Akhirnya, Jalan Braga menjadi sangat populer dan berkembang menjadi daerah pertokoan terkemuka di seluruh Hindia-Belanda. Tata letak pertokoan di Jalan Braga pun mengikuti model pertokoan yang ada di Eropa agar disesuaikan dengan perkembangan kota Bandung sebagai kota mode yang cukup termasyhur seperti halnya kota Paris pada masa itu. Kawasan ini menjadi pusat pertokoan eksklusif yang hanya menjual barang-barang berkelas. Konsep ini dicetuskan oleh wali kota Bandung saat itu. B. Coops yang menginginkan Jalan Braga menjadi pusat pertokoan bergaya barat di Nederland-Indies.

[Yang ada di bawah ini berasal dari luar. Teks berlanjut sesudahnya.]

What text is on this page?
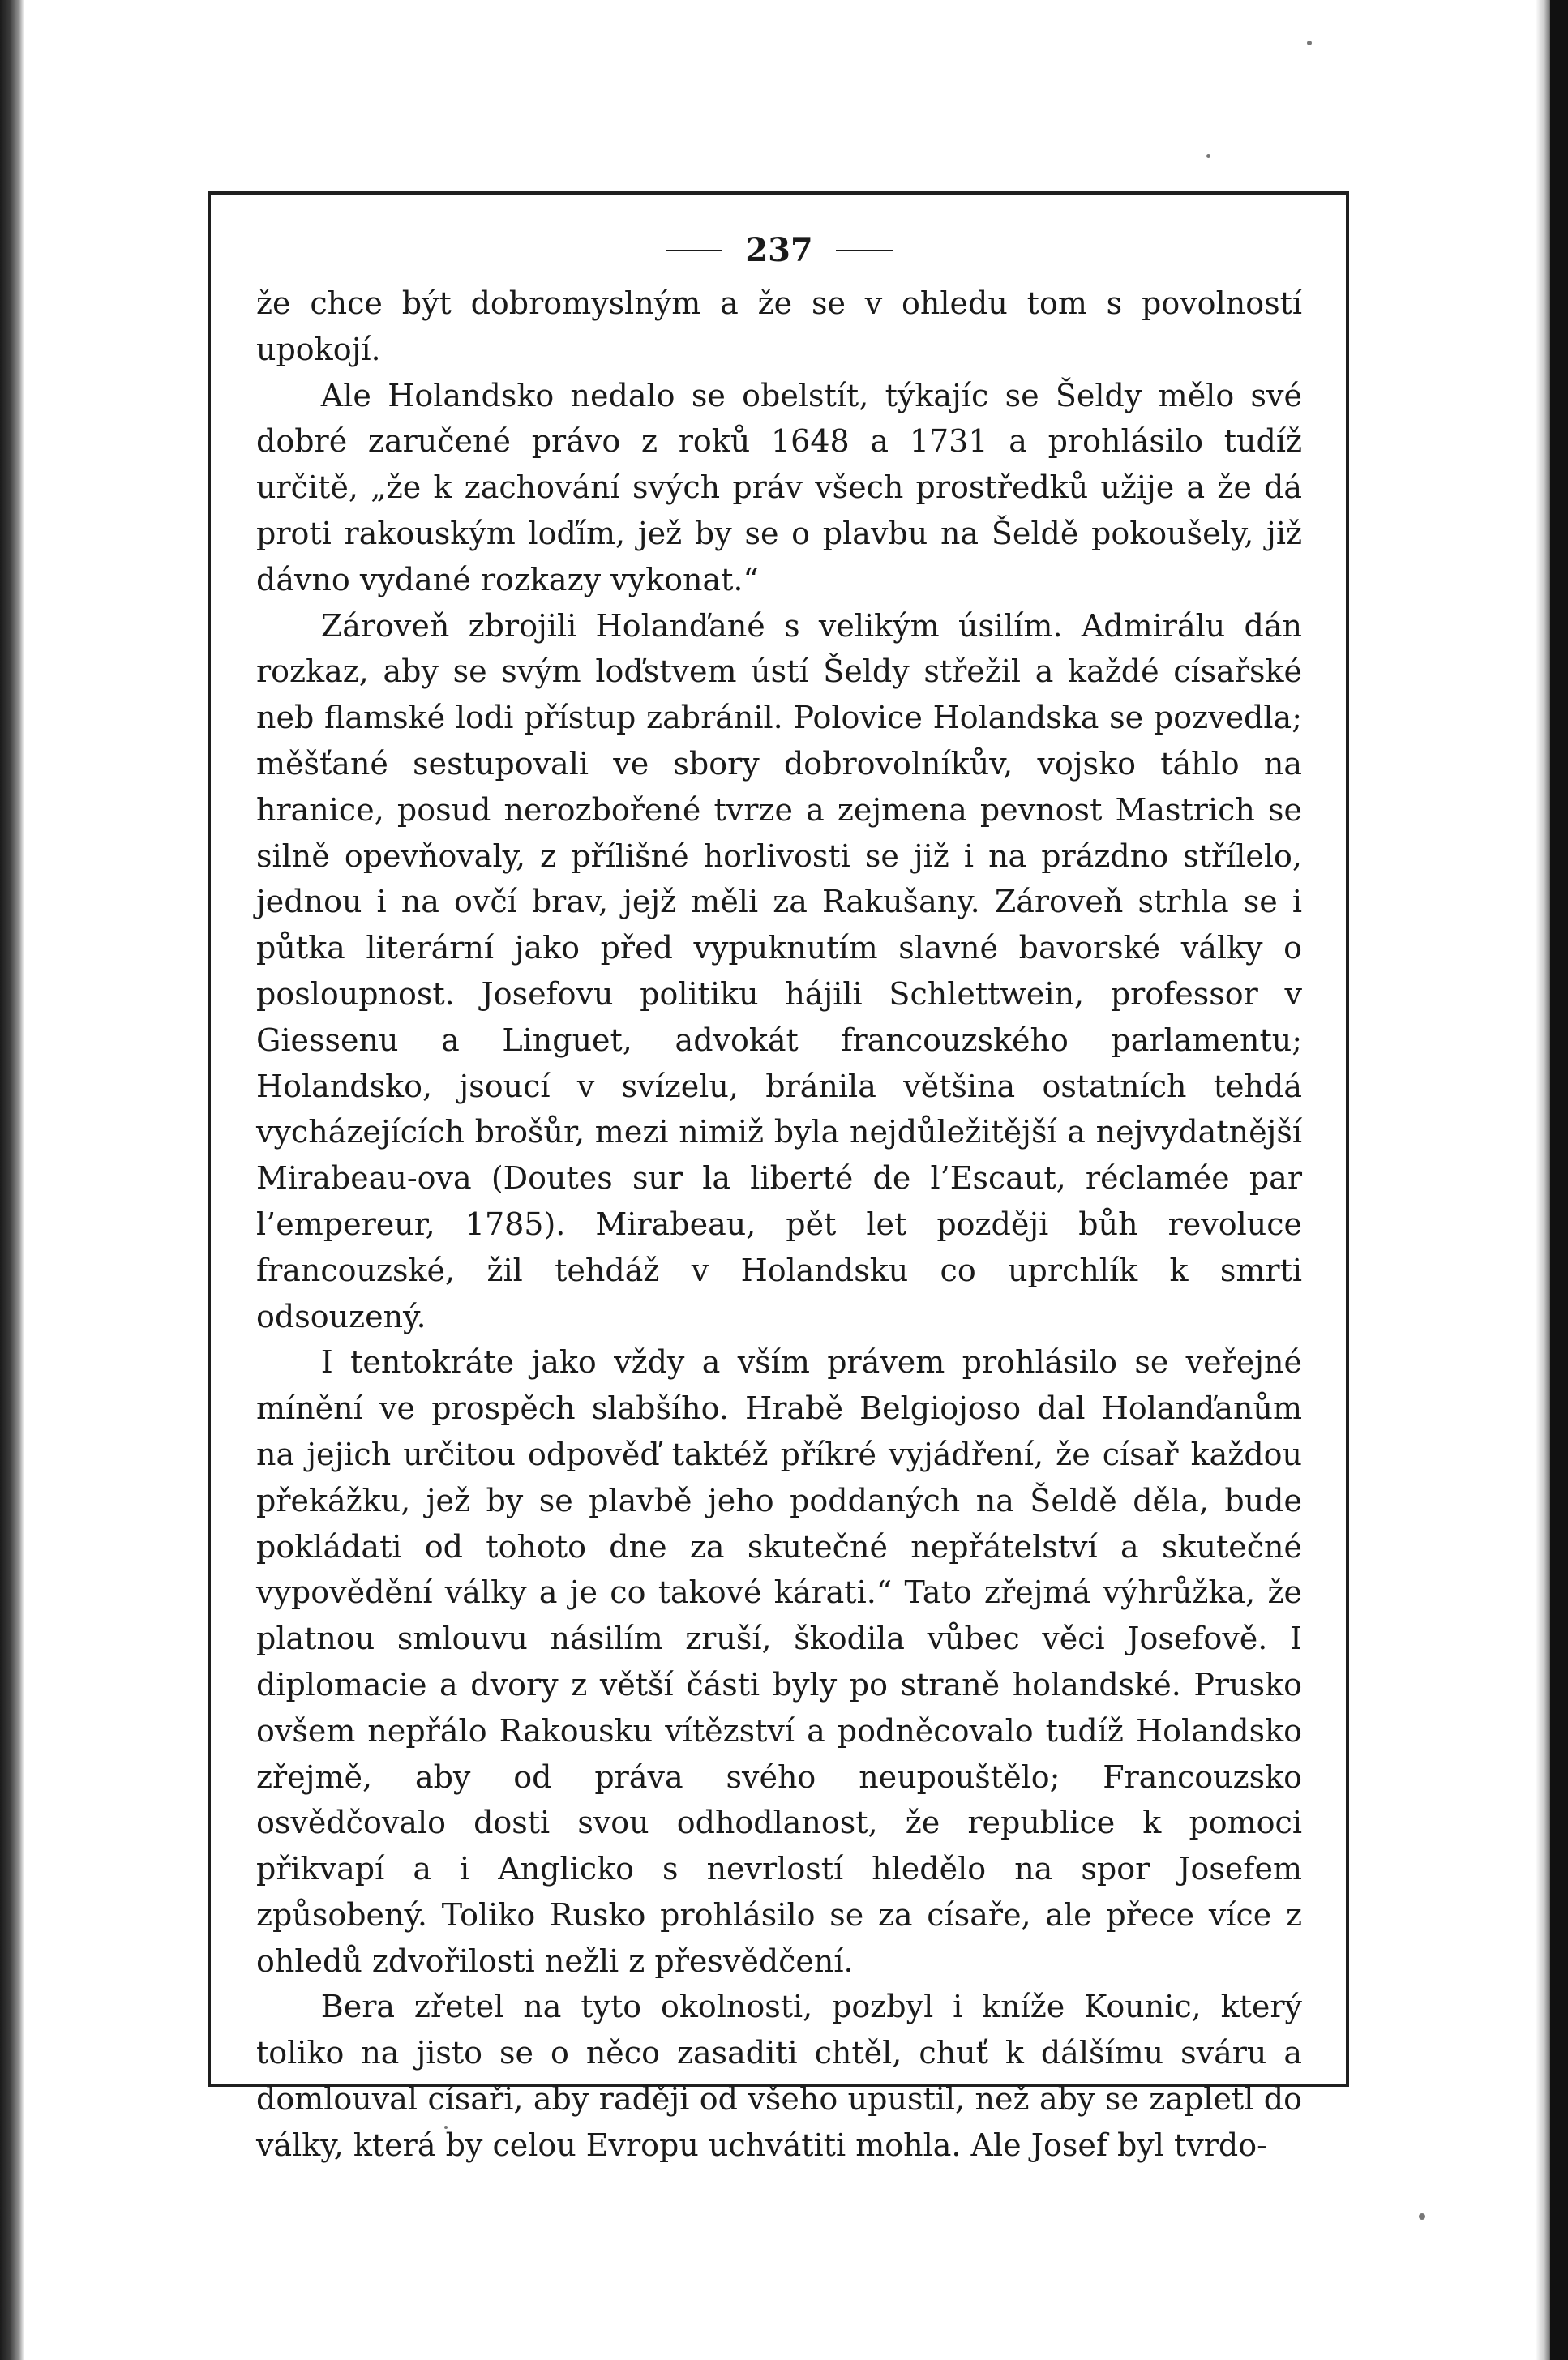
237

že chce být dobromyslným a že se v ohledu tom s povolností upokojí.

Ale Holandsko nedalo se obelstít, týkajíc se Šeldy mělo své dobré zaručené právo z roků 1648 a 1731 a prohlásilo tudíž určitě, „že k zachování svých práv všech prostředků užije a že dá proti rakouským loďím, jež by se o plavbu na Šeldě pokoušely, již dávno vydané rozkazy vykonat.“

Zároveň zbrojili Holanďané s velikým úsilím. Admirálu dán rozkaz, aby se svým loďstvem ústí Šeldy střežil a každé císařské neb flamské lodi přístup zabránil. Polovice Holandska se pozvedla; měšťané sestupovali ve sbory dobrovolníkův, vojsko táhlo na hranice, posud nerozbořené tvrze a zejmena pevnost Mastrich se silně opevňovaly, z přílišné horlivosti se již i na prázdno střílelo, jednou i na ovčí brav, jejž měli za Rakušany. Zároveň strhla se i půtka literární jako před vypuknutím slavné bavorské války o posloupnost. Josefovu politiku hájili Schlettwein, professor v Giessenu a Linguet, advokát francouzského parlamentu; Holandsko, jsoucí v svízelu, bránila většina ostatních tehdá vycházejících brošůr, mezi nimiž byla nejdůležitější a nejvydatnější Mirabeau-ova (Doutes sur la liberté de l’Escaut, réclamée par l’empereur, 1785). Mirabeau, pět let později bůh revoluce francouzské, žil tehdáž v Holandsku co uprchlík k smrti odsouzený.

I tentokráte jako vždy a vším právem prohlásilo se veřejné mínění ve prospěch slabšího. Hrabě Belgiojoso dal Holanďanům na jejich určitou odpověď taktéž příkré vyjádření, že císař každou překážku, jež by se plavbě jeho poddaných na Šeldě děla, bude pokládati od tohoto dne za skutečné nepřátelství a skutečné vypovědění války a je co takové kárati.“ Tato zřejmá výhrůžka, že platnou smlouvu násilím zruší, škodila vůbec věci Josefově. I diplomacie a dvory z větší části byly po straně holandské. Prusko ovšem nepřálo Rakousku vítězství a podněcovalo tudíž Holandsko zřejmě, aby od práva svého neupouštělo; Francouzsko osvědčovalo dosti svou odhodlanost, že republice k pomoci přikvapí a i Anglicko s nevrlostí hledělo na spor Josefem způsobený. Toliko Rusko prohlásilo se za císaře, ale přece více z ohledů zdvořilosti nežli z přesvědčení.

Bera zřetel na tyto okolnosti, pozbyl i kníže Kounic, který toliko na jisto se o něco zasaditi chtěl, chuť k dálšímu sváru a domlouval císaři, aby raději od všeho upustil, než aby se zapletl do války, která by celou Evropu uchvátiti mohla. Ale Josef byl tvrdo-
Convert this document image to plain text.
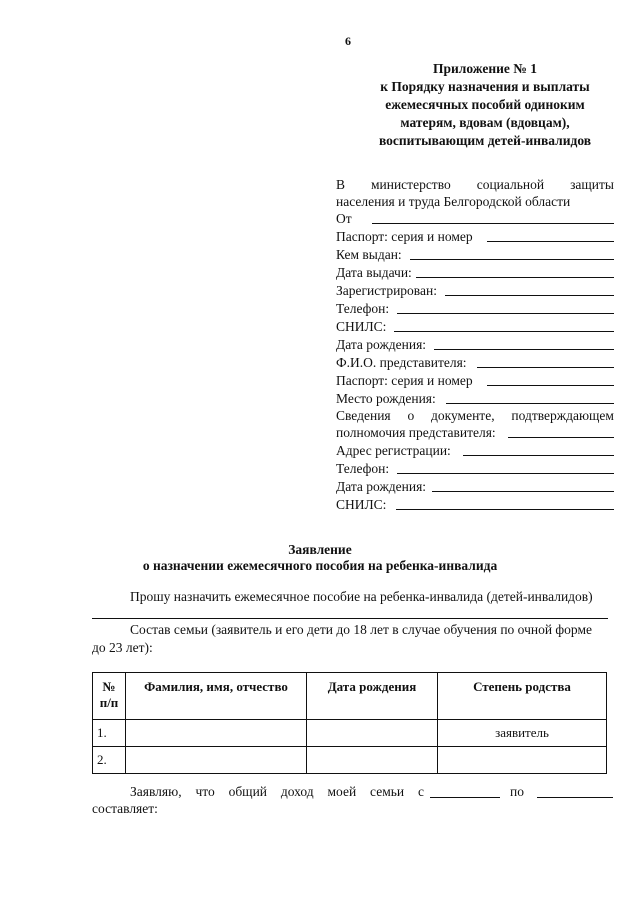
6
Приложение № 1
к Порядку назначения и выплаты
ежемесячных пособий одиноким
матерям, вдовам (вдовцам),
воспитывающим детей-инвалидов
В министерство социальной защиты
населения и труда Белгородской области
От
Паспорт: серия и номер
Кем выдан:
Дата выдачи:
Зарегистрирован:
Телефон:
СНИЛС:
Дата рождения:
Ф.И.О. представителя:
Паспорт: серия и номер
Место рождения:
Сведения о документе, подтверждающем
полномочия представителя:
Адрес регистрации:
Телефон:
Дата рождения:
СНИЛС:
Заявление
о назначении ежемесячного пособия на ребенка-инвалида
Прошу назначить ежемесячное пособие на ребенка-инвалида (детей-инвалидов)
Состав семьи (заявитель и его дети до 18 лет в случае обучения по очной форме
до 23 лет):
№ п/п	Фамилия, имя, отчество	Дата рождения	Степень родства
1.			заявитель
2.			
Заявляю, что общий доход моей семьи с	по
составляет:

Selain belanja untuk kebutuhan fesyen, orang-orang onderneming (perkebunan) di sekitar Bandung dan para pribumi juga biasa bergaul dan berakhir pekan di Jalan Braga. Bukan hanya para onderneming saja, tapi mereka juga bergaul dengan para pribumi. Ruas jalan yang tidak terlalu panjang ini menjadi tempat jalan-jalan, dan juga sebagai tempat bersosialisasi bagi mereka.

Jalan Braga saat itu semakin terkenal tidak hanya di Hindia-Belanda saja, tetapi juga di luar negeri. Dari sinilah istilah kota Paris Van Java muncul, sehingga Bandung dijuluki sebagai Paris Van Java oleh warga Eropa yang bermukim di Hindia-Belanda. Mereka juga akhirnya menjadikan Bandung sebagai pusat kegiatan politik, intelektual, kesenian, budaya, hingga hiburan, dan rekreasi.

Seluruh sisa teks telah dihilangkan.